Retired Justice Candace Cooper released the findings of the inquest into Andrés Guardado's death in Gardena. In the inquest, filed by the Los Angeles County coroner's office, the judge ruled that Guardado's "manner of death was by the hands of another person other than by accident."
In the inquest, the judge also ruled that she does not plan to not "pursue the Fifth Amendment issues raised." In simpler terms from Cornell Law School, the Fifth Amendment "guarantees the right to a grand jury, forbids 'double jeopardy,' and protects against self-incrimination."
Guardado was shot and killed around 6 p.m. on June 18 near the 400 block of West Redondo Beach Boulevard by LASD deputy Miguel Vega.
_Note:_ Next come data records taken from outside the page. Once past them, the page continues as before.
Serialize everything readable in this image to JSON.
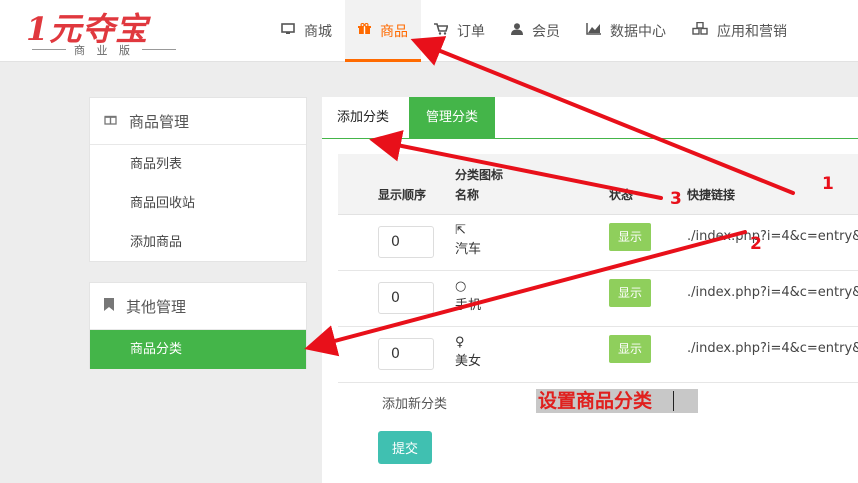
{
  "logo": {
    "main": "1元夺宝",
    "sub": "商 业 版"
  },
  "nav": [
    {
      "label": "商城",
      "icon": "monitor-icon"
    },
    {
      "label": "商品",
      "icon": "gift-icon",
      "active": true
    },
    {
      "label": "订单",
      "icon": "cart-icon"
    },
    {
      "label": "会员",
      "icon": "user-icon"
    },
    {
      "label": "数据中心",
      "icon": "chart-icon"
    },
    {
      "label": "应用和营销",
      "icon": "cubes-icon"
    }
  ],
  "sidebar": {
    "goods": {
      "title": "商品管理",
      "items": [
        "商品列表",
        "商品回收站",
        "添加商品"
      ]
    },
    "other": {
      "title": "其他管理",
      "items": [
        "商品分类"
      ]
    }
  },
  "tabs": [
    "添加分类",
    "管理分类"
  ],
  "table": {
    "headers": {
      "order": "显示顺序",
      "icon": "分类图标",
      "name": "名称",
      "status": "状态",
      "link": "快捷链接"
    },
    "rows": [
      {
        "order": "0",
        "icon_glyph": "⇱",
        "name": "汽车",
        "status": "显示",
        "link": "./index.php?i=4&c=entry&"
      },
      {
        "order": "0",
        "icon_glyph": "○",
        "name": "手机",
        "status": "显示",
        "link": "./index.php?i=4&c=entry&"
      },
      {
        "order": "0",
        "icon_glyph": "♀",
        "name": "美女",
        "status": "显示",
        "link": "./index.php?i=4&c=entry&"
      }
    ],
    "add_new": "添加新分类",
    "submit": "提交"
  },
  "annotation": {
    "label": "设置商品分类",
    "numbers": [
      "1",
      "2",
      "3"
    ],
    "color": "#e8101a"
  },
  "colors": {
    "accent_orange": "#ff6a00",
    "green": "#44b549",
    "badge_green": "#8fcf5c",
    "teal": "#40c0b1"
  }
}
Since the investigation, Vega had been suspended by LASD in December 2020 stemming from an unrelated investigation, according to the City News Service.
The inquest was the first in Los Angeles County in more than 30 years.
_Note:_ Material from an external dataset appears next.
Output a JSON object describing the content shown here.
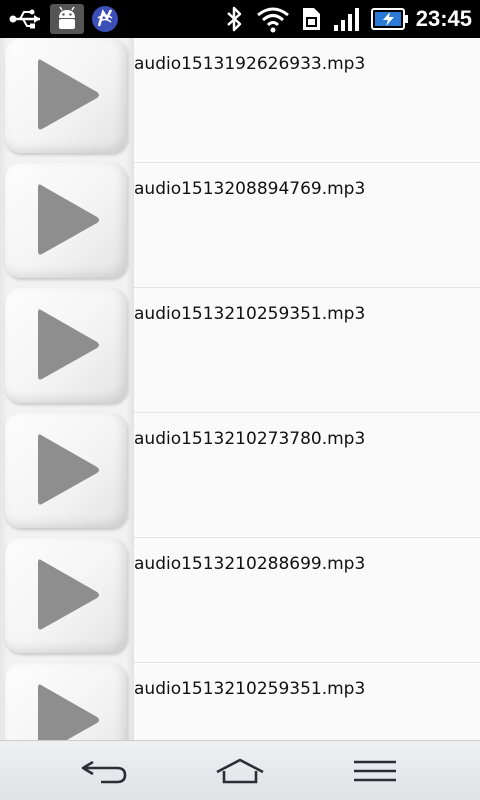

During an investigation that took place months prior to the inquest, deputies said a weapon was discovered at the scene -- an unregistered .40-caliber semi-automatic pistol with a polymer frame and no serial number, a Smith & Wesson slide and a prohibited 15-round Glock magazine. Officials have said there is no evidence Guardado had opened fire during the deadly incident.
Guardado's death drew large protests, demanding for the firing and prosecution of Vega.